China Entertainment Television, a Mandarin-language satellite service offering “no sex, no violence and no news” to viewers in China, will launch March 11 with 24-hour programming.
Fronted by Hong Kong entrepreneur Robert Chua, CETV has been broadcasting 12 hours a day since Dec. 1 in a “soft launch” period. But Chua will be offering six hours of new programming per day from March 11, with the rest made up of repeat blocks.
Chua is targeting Mandarin-speaking viewers throughout Southeast Asia with CETV, broadcasting from the Chinese-owned Apstar-1 satellite, but his main focus is on mainland China’s 200 million TV households. He has signed agreements with Singapore Cable Vision, CMC in Taiwan, which he says will deliver 1.3 million and 1.7 million households, respectively, on launch, and he has letters of intent from “several” cable companies in China.
The question asked, over and over again, however, is where Chua got the money to launch CETV. Originally, he estimated start-up costs at $100 million, which were dramatically revised to $30 million over the first year, with $10 million in launch costs. It didn’t come from his own pocket – the very studio he operates from in Kowloon is rented, and he says he put only HK$500,000 (less than $1 million) of his own money into CETV.
Chua has signed an agreement with the umbrella TV organization Central TV in China to rebroadcast blocks of CETV on 10 stations representing 36% of the viewing audience in China.
Wholly advertiser-supported, Chua’s CETV will go free-to-air for the first year and has signed Proctor & Gamble, Lauda Air and Chinese property and consumer products companies as founder advertisers.
Chua’s rates range from $800 for a 30-second spot in fringe periods to $3,800 for a 30-second slot in primetime.
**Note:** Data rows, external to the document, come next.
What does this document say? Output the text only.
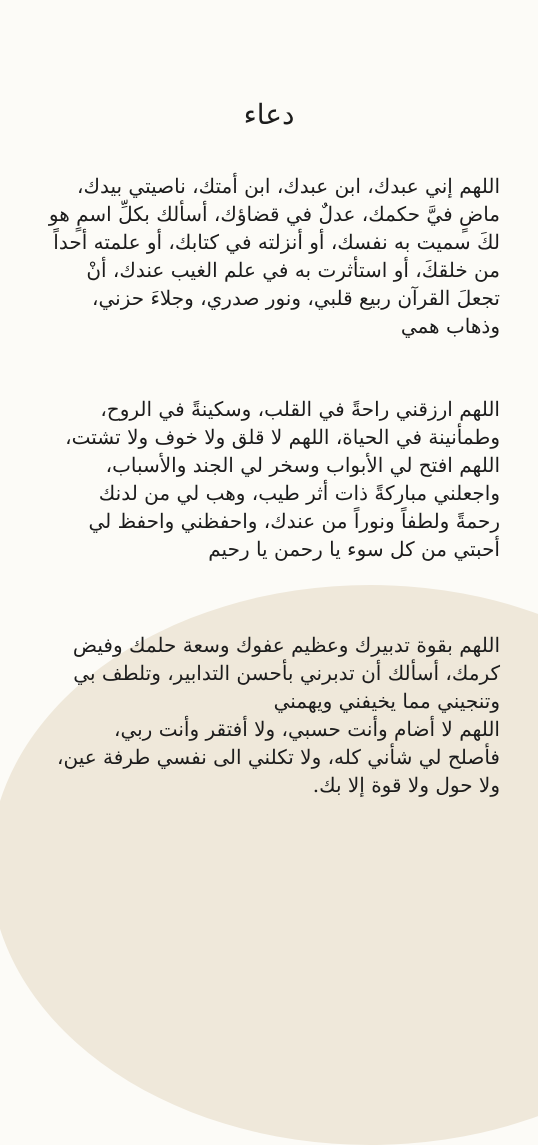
دعاء

اللهم إني عبدك، ابن عبدك، ابن أمتك، ناصيتي بيدك،

ماضٍ فيَّ حكمك، عدلٌ في قضاؤك، أسألك بكلِّ اسمٍ هو

لكَ سميت به نفسك، أو أنزلته في كتابك، أو علمته أحداً

من خلقكَ، أو استأثرت به في علم الغيب عندك، أنْ

تجعلَ القرآن ربيع قلبي، ونور صدري، وجلاءَ حزني،

وذهاب همي

اللهم ارزقني راحةً في القلب، وسكينةً في الروح،

وطمأنينة في الحياة، اللهم لا قلق ولا خوف ولا تشتت،

اللهم افتح لي الأبواب وسخر لي الجند والأسباب،

واجعلني مباركةً ذات أثر طيب، وهب لي من لدنك

رحمةً ولطفاً ونوراً من عندك، واحفظني واحفظ لي

أحبتي من كل سوء يا رحمن يا رحيم

اللهم بقوة تدبيرك وعظيم عفوك وسعة حلمك وفيض

كرمك، أسألك أن تدبرني بأحسن التدابير، وتلطف بي

وتنجيني مما يخيفني ويهمني

اللهم لا أضام وأنت حسبي، ولا أفتقر وأنت ربي،

فأصلح لي شأني كله، ولا تكلني الى نفسي طرفة عين،

ولا حول ولا قوة إلا بك.
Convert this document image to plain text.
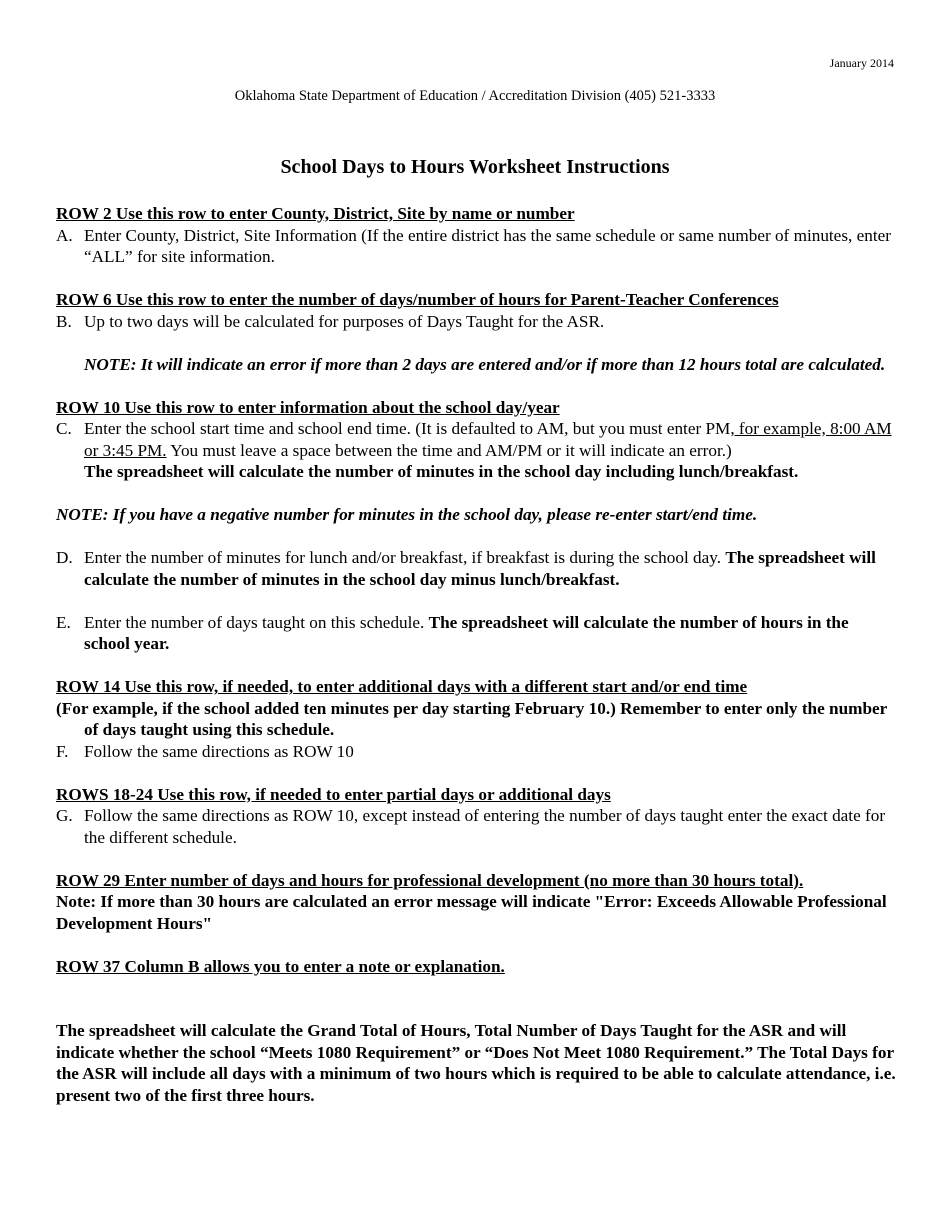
January 2014
Oklahoma State Department of Education / Accreditation Division (405) 521-3333
School Days to Hours Worksheet Instructions
ROW 2 Use this row to enter County, District, Site by name or number
A. Enter County, District, Site Information (If the entire district has the same schedule or same number of minutes, enter “ALL” for site information.
ROW 6 Use this row to enter the number of days/number of hours for Parent-Teacher Conferences
B. Up to two days will be calculated for purposes of Days Taught for the ASR.
NOTE: It will indicate an error if more than 2 days are entered and/or if more than 12 hours total are calculated.
ROW 10 Use this row to enter information about the school day/year
C. Enter the school start time and school end time. (It is defaulted to AM, but you must enter PM, for example, 8:00 AM or 3:45 PM. You must leave a space between the time and AM/PM or it will indicate an error.)
The spreadsheet will calculate the number of minutes in the school day including lunch/breakfast.
NOTE: If you have a negative number for minutes in the school day, please re-enter start/end time.
D. Enter the number of minutes for lunch and/or breakfast, if breakfast is during the school day. The spreadsheet will calculate the number of minutes in the school day minus lunch/breakfast.
E. Enter the number of days taught on this schedule. The spreadsheet will calculate the number of hours in the school year.
ROW 14 Use this row, if needed, to enter additional days with a different start and/or end time
(For example, if the school added ten minutes per day starting February 10.) Remember to enter only the number of days taught using this schedule.
F. Follow the same directions as ROW 10
ROWS 18-24 Use this row, if needed to enter partial days or additional days
G. Follow the same directions as ROW 10, except instead of entering the number of days taught enter the exact date for the different schedule.
ROW 29 Enter number of days and hours for professional development (no more than 30 hours total).
Note: If more than 30 hours are calculated an error message will indicate "Error: Exceeds Allowable Professional Development Hours"
ROW 37 Column B allows you to enter a note or explanation.
The spreadsheet will calculate the Grand Total of Hours, Total Number of Days Taught for the ASR and will indicate whether the school “Meets 1080 Requirement” or “Does Not Meet 1080 Requirement.” The Total Days for the ASR will include all days with a minimum of two hours which is required to be able to calculate attendance, i.e. present two of the first three hours.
Chua says CETV will have no way to accurately monitor audience ratings until the middle of the year.
Chua has set CETV’s content at one-third locally produced, one-third international programming and the final third from the Hong Kong archives of government station RTHK International programming already slotted on CETV includes “PM Magazine,” “Lifestyles of the Rich and Famous” and “Hello Austria.”
At the moment the service goes out unencrypted, though Chua plans to start charging subscription fees by the end of 1996. CETV hopes to break even by the end of 1996.